Themes and Characters
An important element of the novel is the strong sense of duty felt by both Stalwart and Emerald. Wart is already a competent minstrel, but he feels that it would be far more worthy to defend the King's peace as a knight. Emerald's sense of duty comes more from her training to perceive the balance of the natural elements, and from her father's lingering death while in the care of sorcerers who may have kept him alive until her family was bankrupt.
Multiple motives and choices make each character well-rounded and complex. Wart consents to search for the conspirators who create monsters and threaten the King, even though he knows that he may be killed. Emerald discovers that she is the bait in the trap after she is expelled and sent home on a slow cart. Her fury is only at being drafted without her knowledge and kept ignorant of her danger, not at the search itself.
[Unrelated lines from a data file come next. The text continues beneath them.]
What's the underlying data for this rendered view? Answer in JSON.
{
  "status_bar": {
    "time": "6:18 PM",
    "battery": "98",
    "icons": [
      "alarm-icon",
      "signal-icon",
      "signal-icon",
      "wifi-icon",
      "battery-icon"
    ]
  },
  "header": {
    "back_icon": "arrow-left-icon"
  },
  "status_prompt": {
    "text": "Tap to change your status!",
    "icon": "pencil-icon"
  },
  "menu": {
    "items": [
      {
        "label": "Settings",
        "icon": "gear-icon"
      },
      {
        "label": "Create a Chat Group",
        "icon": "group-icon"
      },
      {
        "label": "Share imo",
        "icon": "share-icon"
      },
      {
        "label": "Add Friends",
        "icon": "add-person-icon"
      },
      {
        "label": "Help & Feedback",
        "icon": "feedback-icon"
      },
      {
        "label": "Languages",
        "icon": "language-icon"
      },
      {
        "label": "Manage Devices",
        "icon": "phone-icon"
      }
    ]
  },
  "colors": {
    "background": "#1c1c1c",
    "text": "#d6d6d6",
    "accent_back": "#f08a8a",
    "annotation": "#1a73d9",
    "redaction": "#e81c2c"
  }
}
The masterminds behind the search are old Blades, who regard these seventeen-year-old trainees as young soldiers in a terrible war that has cost the lives of dozens of Blades, White Sisters and civilians. Even if both young lives are forfeit, the terrorist sorcerers must be tracked to a secret lair. The old Blades know they are manipulating children when they arrange to expel a girl who is the only support for her crippled mother, and recruit a beardless boy who has no family but the Blades, but it is done anyway. Four months' more training would only give the conspirators further opportunities to attack the King and court; additional information would only put Wart or Emerald in more danger from torture by sorcerers who can detect lies.
No motive is simple, and no choice is made without consequences.